As declarações foram feitas durante a inauguração do campus do Instituto Federal de São Paulo (IFSP) no município, onde Lula destacou a necessidade de aliviar o endividamento estudantil e reafirmou o papel estratégico da educação para o desenvolvimento do país.
Ao abordar o Fies, o presidente reconheceu o crescimento das dívidas entre estudantes e defendeu medidas para evitar prejuízos ao futuro profissional desses jovens. “Está aumentando o endividamento dos meninos do Fies. E nós vamos ter que colocar eles também na nossa negociação de endividamento. Porque a gente não pode tirar o sonho de um jovem que está devendo o seu curso universitário”, afirmou.
Segundo Lula, a lógica do programa deve considerar o retorno social da formação desses estudantes. “Se ele dever e ele se formar, a gente sonha que um dia ele vai pagar a dívida dele. E ele vai pagar a dívida dele sendo um profissional competente”, disse, ao relacionar qualificação profissional com aumento da produtividade e competitividade do país.
O presidente também relembrou mudanças realizadas em gestões anteriores para ampliar o acesso ao financiamento estudantil, como a decisão de tornar o governo fiador de estudantes de baixa renda. “Qual foi a novidade que nós fizemos? É que o governo brasileiro passou a ser o fiador do estudante que precisava de dinheiro do Fies”, declarou.
Além do financiamento universitário, Lula apresentou dados sobre políticas educacionais recentes, incluindo avanços na alfabetização. Segundo ele, o percentual de crianças alfabetizadas até o segundo ano do ensino fundamental subiu de 36% para 66%, com meta de alcançar 80% até 2030. “Se a criança não se alfabetizar até o segundo ano, ela vai perder muito tempo no seu processo de vida educacional”, afirmou.
O presidente também mencionou iniciativas voltadas à valorização da carreira docente, como a concessão de bolsas para estudantes com melhor desempenho no Exame Nacional do Ensino Médio (Enem) que optarem por cursos de licenciatura. “Nós não queremos os mais atrasados, nós queremos os mais adiantados”, disse.
Outro ponto destacado foi o programa de incentivo à permanência no ensino médio, com depósitos mensais para estudantes de baixa renda, o Pé-de-Meia. Lula explicou que a medida busca combater a evasão escolar motivada por dificuldades financeiras. “Nós descobrimos que 500 mil jovens desistiram da escola antes de terminar o ensino médio, porque tinham que ajudar no orçamento familiar”, afirmou.
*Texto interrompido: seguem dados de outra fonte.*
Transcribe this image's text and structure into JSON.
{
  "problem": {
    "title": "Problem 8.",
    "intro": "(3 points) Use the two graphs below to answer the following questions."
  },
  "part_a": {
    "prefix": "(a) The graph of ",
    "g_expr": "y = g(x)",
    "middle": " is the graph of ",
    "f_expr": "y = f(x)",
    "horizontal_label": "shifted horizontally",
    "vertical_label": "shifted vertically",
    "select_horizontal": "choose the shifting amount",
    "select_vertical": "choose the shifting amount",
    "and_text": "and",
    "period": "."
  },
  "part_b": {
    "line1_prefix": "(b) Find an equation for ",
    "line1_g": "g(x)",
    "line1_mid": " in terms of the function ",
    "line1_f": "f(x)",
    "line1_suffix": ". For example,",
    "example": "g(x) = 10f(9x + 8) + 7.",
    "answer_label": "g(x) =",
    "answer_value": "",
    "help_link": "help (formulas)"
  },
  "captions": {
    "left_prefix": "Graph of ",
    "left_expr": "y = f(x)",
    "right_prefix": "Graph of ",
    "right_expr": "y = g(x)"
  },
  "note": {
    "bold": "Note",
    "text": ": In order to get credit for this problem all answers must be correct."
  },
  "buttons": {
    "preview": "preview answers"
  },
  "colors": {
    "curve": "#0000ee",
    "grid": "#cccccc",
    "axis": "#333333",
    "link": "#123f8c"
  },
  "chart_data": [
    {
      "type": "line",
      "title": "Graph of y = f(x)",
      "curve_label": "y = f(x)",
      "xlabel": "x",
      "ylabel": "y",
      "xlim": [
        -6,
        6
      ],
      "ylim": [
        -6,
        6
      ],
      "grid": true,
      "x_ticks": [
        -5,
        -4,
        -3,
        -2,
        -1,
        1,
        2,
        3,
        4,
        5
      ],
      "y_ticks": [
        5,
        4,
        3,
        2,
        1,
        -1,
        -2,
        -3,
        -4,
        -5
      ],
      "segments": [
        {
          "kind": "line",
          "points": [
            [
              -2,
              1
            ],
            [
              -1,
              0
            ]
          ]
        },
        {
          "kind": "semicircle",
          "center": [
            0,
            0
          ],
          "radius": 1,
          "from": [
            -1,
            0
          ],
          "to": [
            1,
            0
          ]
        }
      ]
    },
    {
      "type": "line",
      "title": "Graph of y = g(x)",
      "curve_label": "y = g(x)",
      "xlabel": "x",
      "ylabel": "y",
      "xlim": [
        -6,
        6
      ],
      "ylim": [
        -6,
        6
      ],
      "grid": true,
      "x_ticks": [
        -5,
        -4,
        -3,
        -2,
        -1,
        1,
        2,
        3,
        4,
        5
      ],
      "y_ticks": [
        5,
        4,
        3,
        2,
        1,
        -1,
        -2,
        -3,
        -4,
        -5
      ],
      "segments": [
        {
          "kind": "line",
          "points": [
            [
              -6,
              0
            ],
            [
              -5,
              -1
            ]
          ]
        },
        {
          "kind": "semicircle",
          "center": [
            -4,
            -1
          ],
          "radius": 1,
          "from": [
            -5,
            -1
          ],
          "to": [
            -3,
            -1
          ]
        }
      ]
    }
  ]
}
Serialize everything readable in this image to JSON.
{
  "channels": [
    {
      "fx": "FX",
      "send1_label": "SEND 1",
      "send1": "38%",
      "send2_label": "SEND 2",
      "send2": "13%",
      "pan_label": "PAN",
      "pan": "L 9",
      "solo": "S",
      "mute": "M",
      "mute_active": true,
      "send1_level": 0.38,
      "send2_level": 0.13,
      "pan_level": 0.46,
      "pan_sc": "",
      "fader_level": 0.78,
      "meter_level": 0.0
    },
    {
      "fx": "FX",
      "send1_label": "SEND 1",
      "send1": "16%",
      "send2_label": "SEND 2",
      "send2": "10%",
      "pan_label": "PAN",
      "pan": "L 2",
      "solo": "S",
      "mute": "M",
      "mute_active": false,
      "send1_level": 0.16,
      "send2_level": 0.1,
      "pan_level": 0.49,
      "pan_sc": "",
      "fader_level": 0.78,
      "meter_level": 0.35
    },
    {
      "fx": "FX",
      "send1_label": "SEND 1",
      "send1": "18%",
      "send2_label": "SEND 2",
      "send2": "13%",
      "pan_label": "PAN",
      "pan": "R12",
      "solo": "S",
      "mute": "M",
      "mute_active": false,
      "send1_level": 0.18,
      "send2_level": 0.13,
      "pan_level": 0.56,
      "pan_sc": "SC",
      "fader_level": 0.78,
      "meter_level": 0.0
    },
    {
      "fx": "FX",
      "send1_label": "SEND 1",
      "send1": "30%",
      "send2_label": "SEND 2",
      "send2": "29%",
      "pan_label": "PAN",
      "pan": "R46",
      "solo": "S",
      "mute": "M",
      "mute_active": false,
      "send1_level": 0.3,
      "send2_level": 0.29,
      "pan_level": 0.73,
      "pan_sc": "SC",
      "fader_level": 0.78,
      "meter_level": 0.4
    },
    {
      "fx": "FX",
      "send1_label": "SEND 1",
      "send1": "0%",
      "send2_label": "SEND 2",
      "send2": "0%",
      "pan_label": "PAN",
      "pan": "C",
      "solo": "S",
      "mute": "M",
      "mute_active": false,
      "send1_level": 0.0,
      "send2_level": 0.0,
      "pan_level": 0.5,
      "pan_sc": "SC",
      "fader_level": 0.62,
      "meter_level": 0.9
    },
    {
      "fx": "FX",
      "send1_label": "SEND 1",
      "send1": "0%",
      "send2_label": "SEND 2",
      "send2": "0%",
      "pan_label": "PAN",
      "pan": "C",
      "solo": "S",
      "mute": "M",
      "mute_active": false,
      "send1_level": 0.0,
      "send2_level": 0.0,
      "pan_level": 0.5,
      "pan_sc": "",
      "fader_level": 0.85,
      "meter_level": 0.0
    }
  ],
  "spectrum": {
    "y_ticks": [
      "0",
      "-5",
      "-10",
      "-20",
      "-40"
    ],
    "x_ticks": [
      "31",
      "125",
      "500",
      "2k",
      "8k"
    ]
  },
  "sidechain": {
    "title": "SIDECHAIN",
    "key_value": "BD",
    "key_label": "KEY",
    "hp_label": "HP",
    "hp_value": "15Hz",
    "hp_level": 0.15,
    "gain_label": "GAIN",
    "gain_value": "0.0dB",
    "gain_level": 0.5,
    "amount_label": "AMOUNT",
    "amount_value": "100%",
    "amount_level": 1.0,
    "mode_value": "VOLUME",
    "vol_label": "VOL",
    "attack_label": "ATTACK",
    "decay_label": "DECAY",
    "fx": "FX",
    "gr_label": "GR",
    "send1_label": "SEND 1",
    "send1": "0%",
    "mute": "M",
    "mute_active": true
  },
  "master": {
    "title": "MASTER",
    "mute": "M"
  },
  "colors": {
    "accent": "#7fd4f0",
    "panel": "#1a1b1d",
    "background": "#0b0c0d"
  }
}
Ao defender o aumento de investimentos no setor, Lula comparou os custos da educação com os do sistema prisional. “Um prisioneiro custa 35 mil reais por ano. Um estudante no Instituto Federal custa 16 mil reais por ano. Significa que é muito mais barato investir em educação do que investir em bandido”, declarou.
O evento em Sorocaba marcou a inauguração de uma nova unidade do IFSP, construída com recursos do Novo PAC, com 4,6 mil metros quadrados e estrutura voltada ao ensino técnico e tecnológico. Para o presidente, a expansão da rede federal é estratégica para o desenvolvimento nacional.